In the simple situation of a binary point treatment with non-time-varying confounders, and under a certain set of assumptions, one just has to compare the weighted outcome in the treated and the untreated to get an estimation of the causal effect of the exposure on the outcome in this pseudo-population. Hence, the first benefit of these new statistical approaches is that, under a set of assumptions, they may offer the possibility to estimate such causal quantities. However, the experimental situation is often more complex and may involve multiple time-point treatments and time-varying confounders.

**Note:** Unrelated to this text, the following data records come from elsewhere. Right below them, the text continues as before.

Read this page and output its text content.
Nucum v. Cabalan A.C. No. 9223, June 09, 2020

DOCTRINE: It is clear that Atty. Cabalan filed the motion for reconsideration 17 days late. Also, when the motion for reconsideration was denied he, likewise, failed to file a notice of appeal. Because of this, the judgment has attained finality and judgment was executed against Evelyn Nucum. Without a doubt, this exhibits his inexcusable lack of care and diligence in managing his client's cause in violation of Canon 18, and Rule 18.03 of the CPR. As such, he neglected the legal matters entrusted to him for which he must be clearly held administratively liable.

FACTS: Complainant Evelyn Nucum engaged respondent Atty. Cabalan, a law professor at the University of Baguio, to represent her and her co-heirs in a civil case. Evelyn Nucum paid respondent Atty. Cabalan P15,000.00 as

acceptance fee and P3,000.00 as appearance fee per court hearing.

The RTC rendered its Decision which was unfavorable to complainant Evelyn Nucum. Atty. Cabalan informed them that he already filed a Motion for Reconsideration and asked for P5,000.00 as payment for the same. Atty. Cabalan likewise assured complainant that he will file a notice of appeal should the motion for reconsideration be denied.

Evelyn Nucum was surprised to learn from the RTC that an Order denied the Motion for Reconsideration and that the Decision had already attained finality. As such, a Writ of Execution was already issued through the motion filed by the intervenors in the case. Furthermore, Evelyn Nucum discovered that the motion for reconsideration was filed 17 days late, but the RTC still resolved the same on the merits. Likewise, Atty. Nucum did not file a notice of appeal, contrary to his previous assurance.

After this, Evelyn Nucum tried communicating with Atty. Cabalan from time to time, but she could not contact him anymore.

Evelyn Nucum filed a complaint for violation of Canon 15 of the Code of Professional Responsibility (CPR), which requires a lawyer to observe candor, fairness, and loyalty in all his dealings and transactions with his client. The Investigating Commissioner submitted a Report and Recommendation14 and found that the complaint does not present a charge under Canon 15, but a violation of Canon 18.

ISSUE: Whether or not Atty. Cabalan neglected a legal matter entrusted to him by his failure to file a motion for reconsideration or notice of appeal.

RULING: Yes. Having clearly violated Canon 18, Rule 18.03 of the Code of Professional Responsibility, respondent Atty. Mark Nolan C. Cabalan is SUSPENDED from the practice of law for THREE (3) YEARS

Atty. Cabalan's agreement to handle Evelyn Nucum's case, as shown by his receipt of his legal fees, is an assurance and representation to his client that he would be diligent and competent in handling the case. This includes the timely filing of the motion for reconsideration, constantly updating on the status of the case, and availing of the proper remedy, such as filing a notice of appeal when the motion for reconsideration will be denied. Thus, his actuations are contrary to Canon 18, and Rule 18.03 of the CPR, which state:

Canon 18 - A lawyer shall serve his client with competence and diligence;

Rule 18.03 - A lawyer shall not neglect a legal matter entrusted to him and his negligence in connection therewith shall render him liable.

Marginal structural models (MSM) are a new class of statistical models developed by Robins [3] to handle this particular situation. Practically, MSMs refer to the regression of the outcome on the exposure in the pseudo-population [9]. In MSMs, IPTW estimators are used to estimate the parameter of interest (e.g., the causal risk difference, relative risk, or odds ratio). Specifically, the causal risk difference (i.e., the ATE) equals the slope of a weighted linear regression of the outcome on the exposure, using the weights as defined earlier. The added value of MSMs, as compared to the previously described PS-based methods, is that they can handle time-dependent confounders when classical PS methods account only for baseline confounders bias.

In case of longitudinal data, the treatment probability has to be updated at each time point [11, 12]. This means that the treatment probability at time t is estimated from the variables measured up to time t, including the exposure history. The probability of being treated at time t is in turn defined as the product of all the treatment probabilities up to time t. Thus, the weights derived at each time point are combined into single weights to estimate the impact of the entire treatment regimen.

Causal interpretation of the MSM parameters relies on some assumptions [3, 13]. First, for each combination of covariates, there must be treated and untreated individuals. When, for certain characteristics, there are only treated or untreated, the so-called positivity assumption is violated [3, 9]. This means that, in this stratum, the causal effect is not identifiable. In the present issue, Muriel et al. used an MSM with IPTW to estimate the causal effect of analgesic and/or sedative drugs on the failure of non-invasive positive-pressure ventilation [14]. Although this approach seems well suited for the topic, the results should be interpreted with particular caution because of the positivity assumption. The relatively small number of individuals in each treatment group defies the positivity assumption. This may explain the great variability in the final estimates (the wide confidence intervals). A second causal assumption is known as the ignorability assumption. It refers to the absence of significant unmeasured confounder. Specifically, in the context of longitudinal studies, at each measurement time one must have available the history of all risk factors of the exposure that are also associated with the outcome (time-dependent confounding factors). While the first assumption is verifiable from the data, the second is often non-testable. Some basic SAS codes adapted to our example as well as details about the positivity assumption are provided in the Electronic Supplementary Material. Finally, to obtain unbiased causal estimates, the model for the conditional probability of exposure has to be correctly specified. Although MSMs are increasingly used in the medical literature and offer a new appealing alternative to standard regression methods, they need a very complex analytic strategy, especially because IPTW estimators can be very unstable and need strong assumptions to be adequately interpreted. Thus, the use of MSM for observational and longitudinal ICU data analysis often requires extensive statistical background. To overcome the risk of PS model misspecification, recent advances have been proposed. Double-robust estimators (e.g., augmented IPTW or targeted maximum likelihood estimators) [15] may represent the future of causal inference.